До некоторой степени эта фрагментация дворянства отражала фрагментацию всего населения, что соответствовало распространенному в Европе в эпоху Религиозных войн принципу cuius regio, eius religio, «чья страна, того и вера». Именно поэтому, несмотря на успехи Реформации и не менее значительные достижения католической Контрреформации, население Венгрии к началу XIX века оставалось очень разобщенным в религиозном плане: католики (около 47 процентов всего населения), кальвинисты (около 14 процентов), лютеране (около 7 процентов), греко-католики и православные (около 25 процентов), унитариане и др., в том числе растущая доля евреев-иммигрантов. В этническом отношении население королевства было еще более пестрым: согласно оценкам того времени, носителей венгерского языка было лишь около 40 процентов [209]. Таким образом, мадьяры не составляли большинства населения в стране, хотя дворянство, правившее ею, состояло преимущественно из мадьяр.

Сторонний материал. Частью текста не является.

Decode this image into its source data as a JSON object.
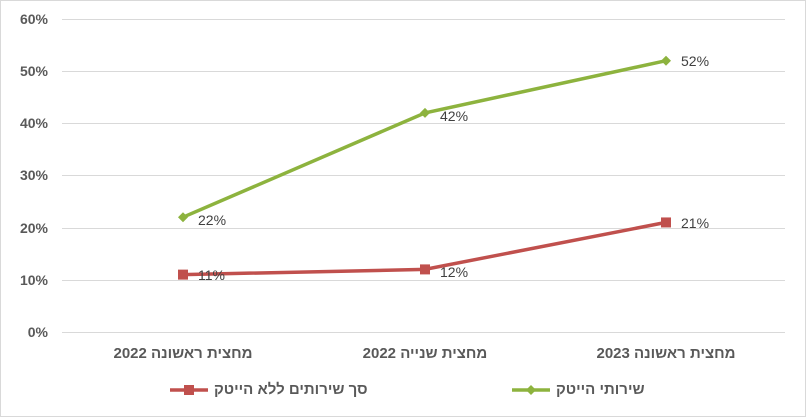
{
  "chart_data": {
    "type": "line",
    "title": "",
    "xlabel": "",
    "ylabel": "",
    "ylim": [
      0,
      0.6
    ],
    "yticks": [
      "0%",
      "10%",
      "20%",
      "30%",
      "40%",
      "50%",
      "60%"
    ],
    "grid": true,
    "legend_position": "bottom",
    "categories": [
      "מחצית ראשונה 2022",
      "מחצית שנייה 2022",
      "מחצית ראשונה 2023"
    ],
    "series": [
      {
        "name": "שירותי הייטק",
        "color": "#8db33e",
        "marker": "diamond",
        "values": [
          0.22,
          0.42,
          0.52
        ],
        "labels": [
          "22%",
          "42%",
          "52%"
        ]
      },
      {
        "name": "סך שירותים ללא הייטק",
        "color": "#c0504d",
        "marker": "square",
        "values": [
          0.11,
          0.12,
          0.21
        ],
        "labels": [
          "11%",
          "12%",
          "21%"
        ]
      }
    ]
  }
}
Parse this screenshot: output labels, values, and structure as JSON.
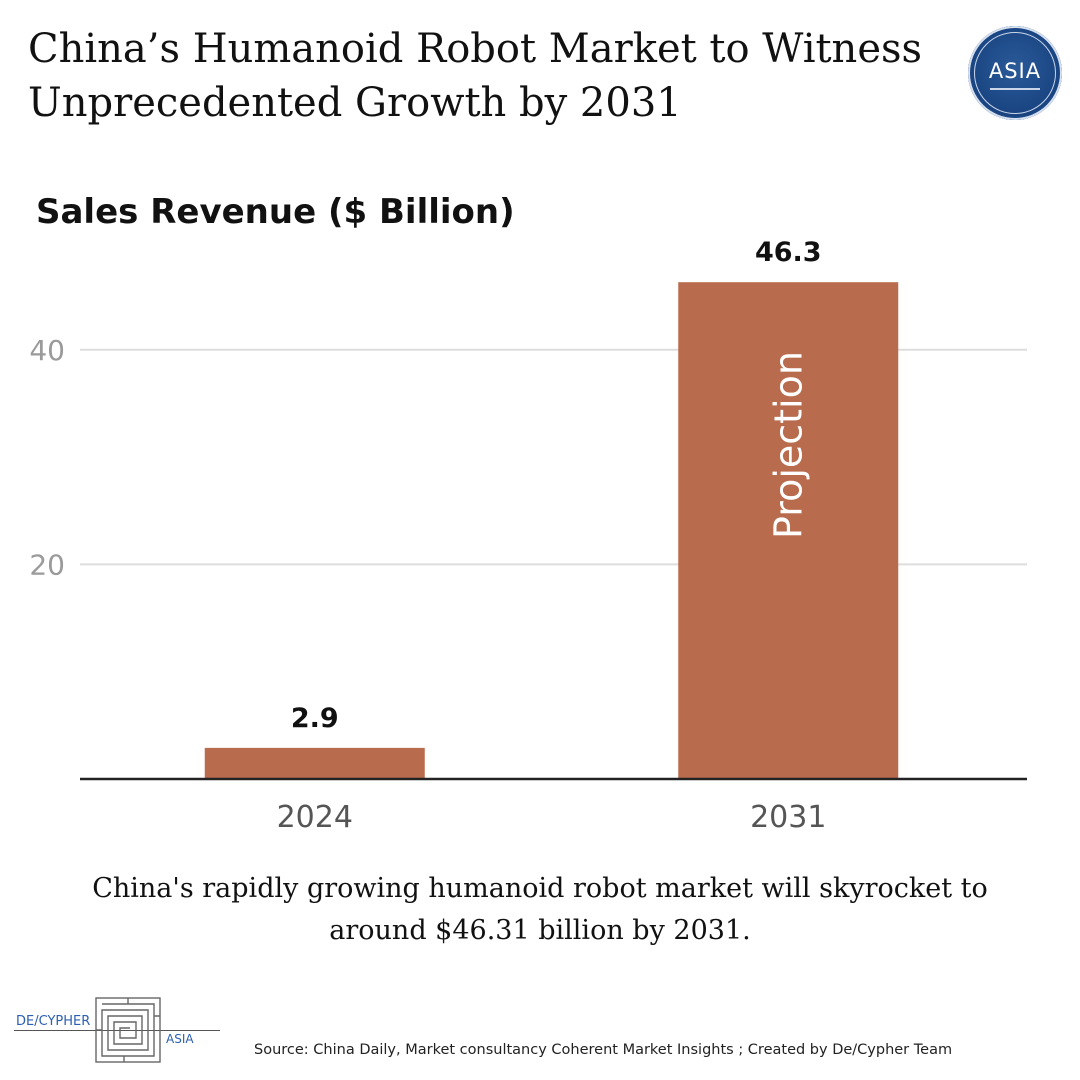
{
  "headline": "China’s Humanoid Robot Market to Witness Unprecedented Growth by 2031",
  "logo": {
    "text": "ASIA"
  },
  "chart_data": {
    "type": "bar",
    "title": "Sales Revenue ($ Billion)",
    "categories": [
      "2024",
      "2031"
    ],
    "values": [
      2.9,
      46.3
    ],
    "data_labels": [
      "2.9",
      "46.3"
    ],
    "bar_annotations": [
      "",
      "Projection"
    ],
    "y_ticks": [
      "20",
      "40"
    ],
    "ylim": [
      0,
      48
    ],
    "grid": true,
    "bar_color": "#b96b4d"
  },
  "caption": "China's rapidly growing humanoid robot market will skyrocket to around $46.31 billion by 2031.",
  "brand": {
    "left": "DE/CYPHER",
    "right": "ASIA"
  },
  "source": "Source: China Daily, Market consultancy Coherent Market Insights ; Created by De/Cypher Team"
}
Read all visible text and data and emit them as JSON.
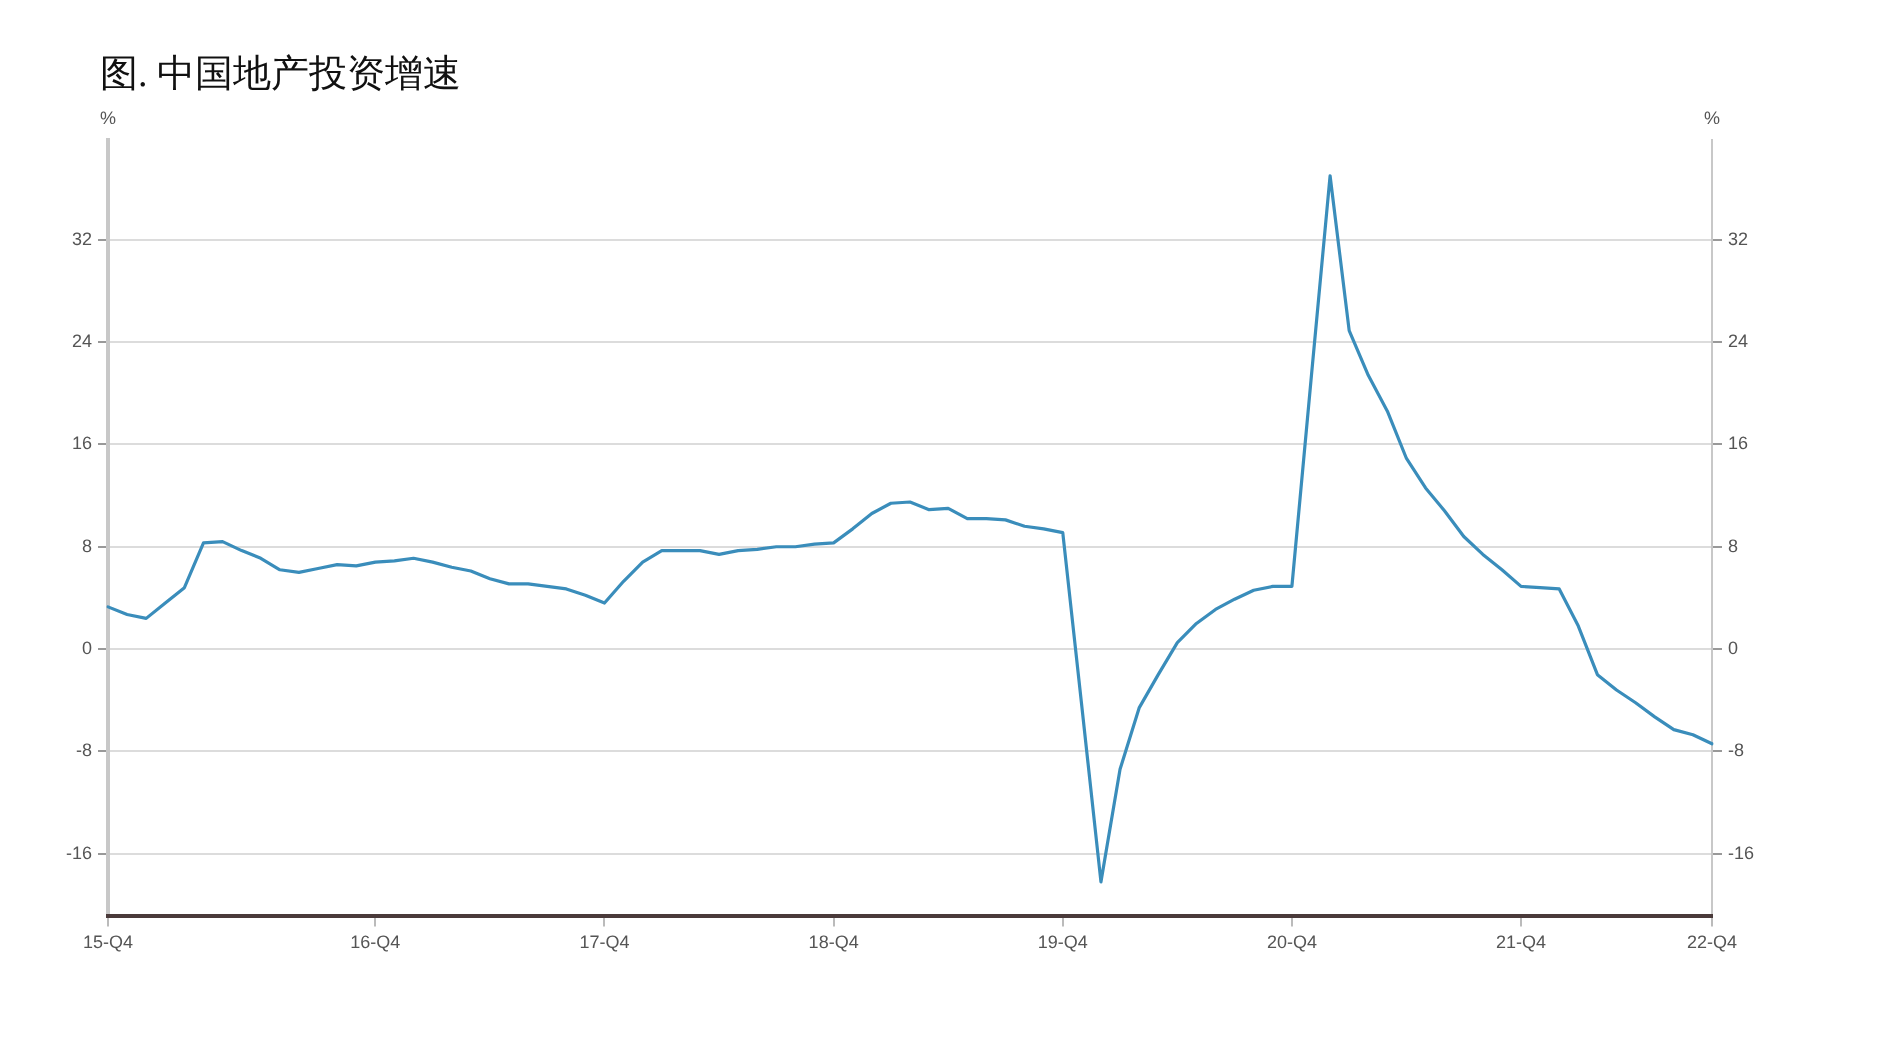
{
  "chart_data": {
    "type": "line",
    "title": "图. 中国地产投资增速",
    "ylabel": "%",
    "y2label": "%",
    "categories": [
      "15-Q4",
      null,
      null,
      null,
      null,
      null,
      null,
      null,
      null,
      null,
      null,
      null,
      null,
      null,
      "16-Q4",
      null,
      null,
      null,
      null,
      null,
      null,
      null,
      null,
      null,
      null,
      null,
      "17-Q4",
      null,
      null,
      null,
      null,
      null,
      null,
      null,
      null,
      null,
      null,
      null,
      "18-Q4",
      null,
      null,
      null,
      null,
      null,
      null,
      null,
      null,
      null,
      null,
      null,
      "19-Q4",
      null,
      null,
      null,
      null,
      null,
      null,
      null,
      null,
      null,
      null,
      null,
      "20-Q4",
      null,
      null,
      null,
      null,
      null,
      null,
      null,
      null,
      null,
      null,
      null,
      "21-Q4",
      null,
      null,
      null,
      null,
      null,
      null,
      null,
      null,
      null,
      "22-Q4"
    ],
    "series": [
      {
        "color": "#3a8dbb",
        "values": [
          3.3,
          2.7,
          2.4,
          3.6,
          4.8,
          8.3,
          8.4,
          7.7,
          7.1,
          6.2,
          6.0,
          6.3,
          6.6,
          6.5,
          6.8,
          6.9,
          7.1,
          6.8,
          6.4,
          6.1,
          5.5,
          5.1,
          5.1,
          4.9,
          4.7,
          4.2,
          3.6,
          5.3,
          6.8,
          7.7,
          7.7,
          7.7,
          7.4,
          7.7,
          7.8,
          8.0,
          8.0,
          8.2,
          8.3,
          9.4,
          10.6,
          11.4,
          11.5,
          10.9,
          11.0,
          10.2,
          10.2,
          10.1,
          9.6,
          9.4,
          9.1,
          -4.5,
          -18.2,
          -9.4,
          -4.6,
          -2.0,
          0.5,
          2.0,
          3.1,
          3.9,
          4.6,
          4.9,
          4.9,
          21,
          37.0,
          24.9,
          21.4,
          18.6,
          14.9,
          12.6,
          10.8,
          8.8,
          7.4,
          6.2,
          4.9,
          4.8,
          4.7,
          1.8,
          -2.0,
          -3.2,
          -4.2,
          -5.3,
          -6.3,
          -6.7,
          -7.4
        ]
      }
    ],
    "ylim": [
      -20.9,
      39.8
    ],
    "yticks": [
      -16,
      -8,
      0,
      8,
      16,
      24,
      32
    ],
    "y2lim": [
      -20.9,
      39.8
    ],
    "y2ticks": [
      -16,
      -8,
      0,
      8,
      16,
      24,
      32
    ],
    "grid": "y",
    "legend": false,
    "marker": "none",
    "line_style": "solid"
  }
}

Этнокультурное и религиозное разнообразие правящего слоя оказало серьезное влияние на процесс конструирования «национального образовательного режима» в период строительства национального государства, начавшийся с отмеченной романтическим или либеральным, национализмом «эры реформ» (1825–1848 годы). В 1844 году венгерский язык сменил латынь в качестве единого государственного языка. За этим немедленно последовала принудительная смена языка образования элит как в среднем, так и в высшем образовании с латинского на венгерский. Таким образом, язык, на котором говорило большинство дворян, был попросту навязан всему населению, во многих случаях не говорившему на нем, а теперь вынужденному получать на нем образование. Наконец, существовали и религиозные различия. Начальное и среднее образование, а в некоторой степени и высшее (религиозные юридические академии, а также первый университет, которым до 1770 года управляли иезуиты) оставалось в руках церкви. Это положение сохранилось и после крушения феодального режима в 1848 году. Правительство Габсбургов внимательно следило за образовательной системой, в особенности после изгнания иезуитов (1773 год) и принятия закона Ratio educationis (1777 год), но на протяжении долгого времени речь шла лишь о юридическом контроле, не сопровождавшемся значительными финансовыми вложениями. Ситуация изменилась лишь с созданием национального государства в XIX веке, после австро-венгерского политического «компромисса» 1867 года. До этого времени единственными значимыми государственными образовательными учреждениями были предусмотренные законом Ratio educationis четыре Королевские юридические академии с двухлетним курсом обучения, разделенные на факультеты философии и права [210].